E-Sport - Steuerfahnder ermitteln gegen Teams in NRW

Wie Gameswirtschaft berichtet, nehmen Steuerfahnder in NRW gerade die Verdienste von E-Sport-Teams unter die Lupe.

von Elena Schulz,
07.10.2018 16:10 Uhr

E-Sport ist mittlerweile auch in Deutschland eine große Sache, weshalb ihn auch Steuerfahnder ins Visier nehmen.E-Sport ist mittlerweile auch in Deutschland eine große Sache, weshalb ihn auch Steuerfahnder ins Visier nehmen.

Wie Gameswirtschaft berichtet, nehmen Steuerfahnder gerade die Einnahmen deutscher E-Sportler in Nordrhein-Westfalen unter die Lupe. Eine Sondereinheit untersucht gemeinsam mit dem Bochumer Finanzamt für Steuerstrafsachen und Steuerfahndung deutsche E-Sport-Teams, ebenso wie Veranstalter und einzelne Spieler. Dabei handelt es sich aber um eine Vorfeldermittlung und keine direkte Reaktion auf eine Staftat.

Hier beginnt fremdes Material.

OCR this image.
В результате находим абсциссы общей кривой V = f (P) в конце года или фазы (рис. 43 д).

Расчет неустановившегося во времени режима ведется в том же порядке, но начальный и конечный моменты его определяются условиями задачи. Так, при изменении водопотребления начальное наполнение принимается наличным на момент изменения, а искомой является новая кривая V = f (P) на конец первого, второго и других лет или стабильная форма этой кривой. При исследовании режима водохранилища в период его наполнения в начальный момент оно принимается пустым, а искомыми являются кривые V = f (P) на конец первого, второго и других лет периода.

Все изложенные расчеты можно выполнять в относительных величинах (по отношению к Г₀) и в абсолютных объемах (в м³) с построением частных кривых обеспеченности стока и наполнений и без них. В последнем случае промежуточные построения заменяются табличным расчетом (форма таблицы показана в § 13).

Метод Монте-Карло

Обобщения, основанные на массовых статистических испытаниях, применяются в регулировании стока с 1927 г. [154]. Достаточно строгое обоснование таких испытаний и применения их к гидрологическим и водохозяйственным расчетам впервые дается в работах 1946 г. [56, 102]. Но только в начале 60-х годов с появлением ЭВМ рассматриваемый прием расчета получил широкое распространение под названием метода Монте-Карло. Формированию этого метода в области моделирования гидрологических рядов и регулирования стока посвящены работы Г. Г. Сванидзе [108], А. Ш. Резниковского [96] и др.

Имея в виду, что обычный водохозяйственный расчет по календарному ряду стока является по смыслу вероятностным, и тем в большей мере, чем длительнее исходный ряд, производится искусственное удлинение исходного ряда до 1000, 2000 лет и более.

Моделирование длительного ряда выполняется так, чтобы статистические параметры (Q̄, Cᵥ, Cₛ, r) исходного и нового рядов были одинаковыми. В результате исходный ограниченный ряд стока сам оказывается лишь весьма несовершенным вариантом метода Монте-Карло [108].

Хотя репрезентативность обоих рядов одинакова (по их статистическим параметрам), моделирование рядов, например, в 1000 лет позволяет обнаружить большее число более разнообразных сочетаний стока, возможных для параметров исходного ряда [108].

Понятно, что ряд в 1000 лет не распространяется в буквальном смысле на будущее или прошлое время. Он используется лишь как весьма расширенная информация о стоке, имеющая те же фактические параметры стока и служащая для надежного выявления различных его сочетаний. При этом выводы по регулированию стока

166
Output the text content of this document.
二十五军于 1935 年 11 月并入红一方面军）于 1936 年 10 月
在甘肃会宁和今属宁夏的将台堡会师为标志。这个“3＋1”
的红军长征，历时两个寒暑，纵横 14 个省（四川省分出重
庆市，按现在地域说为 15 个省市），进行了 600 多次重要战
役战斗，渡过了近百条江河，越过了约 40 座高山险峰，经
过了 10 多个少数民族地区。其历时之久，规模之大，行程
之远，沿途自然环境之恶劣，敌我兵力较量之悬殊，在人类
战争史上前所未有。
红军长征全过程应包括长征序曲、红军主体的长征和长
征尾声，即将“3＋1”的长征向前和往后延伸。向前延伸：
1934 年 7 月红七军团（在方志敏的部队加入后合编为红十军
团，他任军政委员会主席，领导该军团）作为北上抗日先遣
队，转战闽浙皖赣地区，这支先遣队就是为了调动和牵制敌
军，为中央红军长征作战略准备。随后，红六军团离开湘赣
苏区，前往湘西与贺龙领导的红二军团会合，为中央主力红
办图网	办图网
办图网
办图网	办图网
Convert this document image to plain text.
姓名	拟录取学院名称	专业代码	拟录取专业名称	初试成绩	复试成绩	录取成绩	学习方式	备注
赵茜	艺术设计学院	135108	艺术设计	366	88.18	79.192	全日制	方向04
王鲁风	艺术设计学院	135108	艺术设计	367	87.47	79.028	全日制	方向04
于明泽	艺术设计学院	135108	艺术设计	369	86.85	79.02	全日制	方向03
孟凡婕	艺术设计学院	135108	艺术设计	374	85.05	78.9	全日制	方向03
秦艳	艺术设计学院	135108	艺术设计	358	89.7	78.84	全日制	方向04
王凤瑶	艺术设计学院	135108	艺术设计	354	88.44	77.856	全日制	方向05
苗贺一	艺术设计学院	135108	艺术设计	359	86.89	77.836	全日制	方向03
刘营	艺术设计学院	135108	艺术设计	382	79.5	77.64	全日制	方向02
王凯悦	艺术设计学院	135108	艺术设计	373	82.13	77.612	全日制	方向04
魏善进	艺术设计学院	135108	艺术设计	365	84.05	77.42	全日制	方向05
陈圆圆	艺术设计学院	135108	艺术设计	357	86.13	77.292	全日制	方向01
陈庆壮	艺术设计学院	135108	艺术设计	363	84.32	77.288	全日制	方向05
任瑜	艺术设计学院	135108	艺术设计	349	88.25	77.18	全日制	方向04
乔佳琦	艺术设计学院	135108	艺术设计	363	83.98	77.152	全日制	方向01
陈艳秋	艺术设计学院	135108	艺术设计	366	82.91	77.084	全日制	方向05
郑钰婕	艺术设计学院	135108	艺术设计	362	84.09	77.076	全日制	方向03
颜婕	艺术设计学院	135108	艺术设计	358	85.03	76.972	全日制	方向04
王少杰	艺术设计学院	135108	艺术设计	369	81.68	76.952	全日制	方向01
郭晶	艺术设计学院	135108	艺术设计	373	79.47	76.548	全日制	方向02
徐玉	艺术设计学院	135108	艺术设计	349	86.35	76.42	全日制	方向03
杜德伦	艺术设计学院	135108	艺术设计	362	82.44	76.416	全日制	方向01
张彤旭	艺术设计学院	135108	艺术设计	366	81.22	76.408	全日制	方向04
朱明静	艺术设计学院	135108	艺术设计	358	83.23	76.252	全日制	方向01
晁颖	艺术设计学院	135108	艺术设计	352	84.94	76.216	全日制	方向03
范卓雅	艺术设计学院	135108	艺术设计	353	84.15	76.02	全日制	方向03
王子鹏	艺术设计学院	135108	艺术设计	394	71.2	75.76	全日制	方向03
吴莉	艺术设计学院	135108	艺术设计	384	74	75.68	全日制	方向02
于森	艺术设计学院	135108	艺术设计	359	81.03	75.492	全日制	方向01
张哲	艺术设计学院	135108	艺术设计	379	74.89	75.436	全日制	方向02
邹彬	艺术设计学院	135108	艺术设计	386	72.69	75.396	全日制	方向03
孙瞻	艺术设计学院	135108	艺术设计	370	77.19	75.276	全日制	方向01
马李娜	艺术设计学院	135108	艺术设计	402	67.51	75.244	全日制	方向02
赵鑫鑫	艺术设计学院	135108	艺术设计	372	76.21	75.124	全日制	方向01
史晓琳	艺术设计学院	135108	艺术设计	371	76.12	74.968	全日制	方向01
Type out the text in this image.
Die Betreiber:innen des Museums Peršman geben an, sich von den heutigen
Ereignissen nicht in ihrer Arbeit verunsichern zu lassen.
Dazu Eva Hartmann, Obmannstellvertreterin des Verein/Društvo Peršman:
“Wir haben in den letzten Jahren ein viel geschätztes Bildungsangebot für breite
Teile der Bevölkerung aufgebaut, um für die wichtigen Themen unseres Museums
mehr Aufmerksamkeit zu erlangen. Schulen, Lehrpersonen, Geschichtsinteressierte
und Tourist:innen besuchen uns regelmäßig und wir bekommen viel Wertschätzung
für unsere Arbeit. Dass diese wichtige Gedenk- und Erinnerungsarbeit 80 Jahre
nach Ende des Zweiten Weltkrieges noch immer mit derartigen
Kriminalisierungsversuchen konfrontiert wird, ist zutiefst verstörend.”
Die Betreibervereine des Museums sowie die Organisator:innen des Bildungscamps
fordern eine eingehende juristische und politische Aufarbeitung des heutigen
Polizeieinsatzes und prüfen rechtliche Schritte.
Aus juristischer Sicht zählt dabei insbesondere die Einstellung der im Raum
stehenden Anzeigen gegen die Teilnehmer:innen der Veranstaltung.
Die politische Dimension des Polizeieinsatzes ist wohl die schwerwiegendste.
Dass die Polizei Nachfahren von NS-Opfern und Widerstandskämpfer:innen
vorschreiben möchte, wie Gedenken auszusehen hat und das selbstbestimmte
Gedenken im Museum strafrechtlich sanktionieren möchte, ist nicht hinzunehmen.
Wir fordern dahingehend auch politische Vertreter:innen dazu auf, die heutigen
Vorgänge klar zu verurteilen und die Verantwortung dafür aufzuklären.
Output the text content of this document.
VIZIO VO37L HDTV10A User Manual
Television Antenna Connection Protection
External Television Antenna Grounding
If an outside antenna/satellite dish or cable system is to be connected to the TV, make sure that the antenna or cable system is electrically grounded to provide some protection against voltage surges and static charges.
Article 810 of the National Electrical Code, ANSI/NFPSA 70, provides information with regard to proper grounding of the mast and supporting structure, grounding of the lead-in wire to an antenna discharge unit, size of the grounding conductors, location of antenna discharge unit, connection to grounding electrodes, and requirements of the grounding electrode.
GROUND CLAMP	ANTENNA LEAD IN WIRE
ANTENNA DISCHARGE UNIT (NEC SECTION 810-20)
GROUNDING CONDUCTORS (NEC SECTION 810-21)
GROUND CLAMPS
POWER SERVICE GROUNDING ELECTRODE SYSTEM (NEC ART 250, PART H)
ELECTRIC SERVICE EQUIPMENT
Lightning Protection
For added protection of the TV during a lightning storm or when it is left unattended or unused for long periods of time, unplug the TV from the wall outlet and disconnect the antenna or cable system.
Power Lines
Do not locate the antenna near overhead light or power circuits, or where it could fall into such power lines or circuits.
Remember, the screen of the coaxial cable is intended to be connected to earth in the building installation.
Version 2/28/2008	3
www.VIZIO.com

Anschließend sollen die gesammelten Daten und Unterlagen an die Oberfinanzdirektion Nordrhein-Westfalen weitergeleitet werden. Ziel ist sei, die künftige Gestaltung von Verträgen, Sponsoren- und Preisgeldern, sowie Lohn-, Quellen- und Unternehmenssteuern von Veranstaltern zu erarbeiten, wie Gameswirtschaft (via Branchendienst Steuertip) ausführt.

GameStar-Podcast: Wie wird man E-Sportler?

E-Sport wächst, auch in Deutschland

NRW erscheint als Startpunkt für eine solche Aktion wenig überraschend, da es sich um den größten E-Sport-Standort in Deutschland neben Berlin handelt. In Köln ist zum Beispiel die Turtle Entertainment GmbH sesshaft, der weltweit größte Ligen- und Turnierveranstalter mit den Intel Extreme Masters oder der ESL One. ESL-Sponsoren sind große Konzerne wie Vodafone oder Mercedes-Benz.

Auch die Berliner Agentur Freakes 4U Gaming und die E-Sport-Organisation SK Gaming sind in NRW vertreten. Hinzu kommen noch die E-Sport-Teams von Bundesliga-Mannschaften wie Schalke 04 oder dem 1. FC Köln. Laut der Zahlen von Gameswirtschaft, können sich die Wachstumsraten des deutschen E-Sports deutlich sehen lassen: Branchenverband und Marktforscher rechnen dieses Jahr mit mindestens 90 Millionen Euro an Umsatz-Volumen, 2020 sollen es sogar 130 Millionen Euro werden.

Trotzdem ist E-Sport noch nicht überall akzeptiert: In der Schweiz gab es während einer Fußball-Partie einen Protest gegen den elektronischen Sport.